In this modern age of globalization, it’s common practice for companies to outsource resources overseas to help save on costs. That being said, a group of lawmakers are headed to Detroit to press GM and Ford to drastically reduce ties to China.
According to a report from Reuters, a bipartisan group of lawmakers – which consists of Republicans Mike Gallagher and John Moolenaar, and Democrats Raja Krishnamoorthi and Haley Stevens – will pressure General Motors to drop its reliance on Chinese supply chains, particularly those related to electric vehicle batteries. They argue that over-dependence on Chinese supply lines serves to undercut U.S.-based firms.
It’s worth noting that these four lawmakers are part of the newly formed House of Representatives China Select Committee, and are scheduled to meet with GM and Ford tomorrow, June 20th, 2023.

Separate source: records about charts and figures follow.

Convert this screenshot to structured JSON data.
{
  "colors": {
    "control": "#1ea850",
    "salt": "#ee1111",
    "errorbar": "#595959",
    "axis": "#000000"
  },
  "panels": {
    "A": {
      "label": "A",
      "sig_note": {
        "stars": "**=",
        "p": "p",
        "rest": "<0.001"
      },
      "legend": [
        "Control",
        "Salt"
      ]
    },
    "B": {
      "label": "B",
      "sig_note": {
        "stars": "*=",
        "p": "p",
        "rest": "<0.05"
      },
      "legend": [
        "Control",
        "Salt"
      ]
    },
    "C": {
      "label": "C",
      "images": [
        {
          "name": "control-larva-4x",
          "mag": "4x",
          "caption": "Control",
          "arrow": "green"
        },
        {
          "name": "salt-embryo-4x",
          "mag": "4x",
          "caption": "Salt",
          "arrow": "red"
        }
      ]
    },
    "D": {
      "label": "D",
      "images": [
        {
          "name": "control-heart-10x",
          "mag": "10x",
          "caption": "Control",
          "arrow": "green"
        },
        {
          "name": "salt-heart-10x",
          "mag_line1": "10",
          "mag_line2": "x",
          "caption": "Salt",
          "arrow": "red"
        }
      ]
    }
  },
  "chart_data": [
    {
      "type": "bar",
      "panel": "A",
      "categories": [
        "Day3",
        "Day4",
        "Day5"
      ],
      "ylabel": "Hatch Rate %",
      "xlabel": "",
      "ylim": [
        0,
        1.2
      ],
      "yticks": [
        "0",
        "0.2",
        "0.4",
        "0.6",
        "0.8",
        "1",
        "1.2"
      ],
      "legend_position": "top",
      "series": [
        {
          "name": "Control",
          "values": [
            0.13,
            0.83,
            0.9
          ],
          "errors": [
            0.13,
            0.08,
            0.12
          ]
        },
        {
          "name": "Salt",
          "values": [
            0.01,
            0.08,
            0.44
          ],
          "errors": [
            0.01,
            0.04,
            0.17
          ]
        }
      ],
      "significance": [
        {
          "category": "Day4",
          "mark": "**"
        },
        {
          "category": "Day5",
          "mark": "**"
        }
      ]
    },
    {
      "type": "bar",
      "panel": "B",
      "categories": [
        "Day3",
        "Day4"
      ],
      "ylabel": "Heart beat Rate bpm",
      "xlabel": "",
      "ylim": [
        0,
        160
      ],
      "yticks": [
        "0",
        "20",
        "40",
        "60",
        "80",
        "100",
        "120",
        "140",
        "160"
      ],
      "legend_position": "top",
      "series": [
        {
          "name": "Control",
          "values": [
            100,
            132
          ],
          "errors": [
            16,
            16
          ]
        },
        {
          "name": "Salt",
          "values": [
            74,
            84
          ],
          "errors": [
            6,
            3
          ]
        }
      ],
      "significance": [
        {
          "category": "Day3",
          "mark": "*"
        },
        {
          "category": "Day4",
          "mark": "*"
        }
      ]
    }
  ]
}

This recent development follows a rare visit of U.S. Secretary of State Antony Blinken to Beijing. Blinken met with Chinese President Xi Jinping and other top officials, where both parties agreed that rivalries need to stabilize to avoid escalation and future conflict.
Of course, this isn’t the only GM-China news as of recent. Microvast – a Texas-based battery manufacturer – was recently denied a $200 million grant from the U.S. Department of Energy’s (DOE) Battery Materials Processing and Battery Manufacturing initiative due to concerns surrounding the company’s ties to China, and the associative threat to U.S. national security.
Following this denial, the future of the GM-Microvast partnership is clouded. The original plan was for the two companies to collaborate on innovative battery separator technologies for use in future GM electric vehicles. More specifically, the two companies were planning to develop technologies that were expected to improve charging and battery life, as well as provide safety enhancements.
As of the time of this writing, it’s unclear what will happen to the GM-Microvast partnership.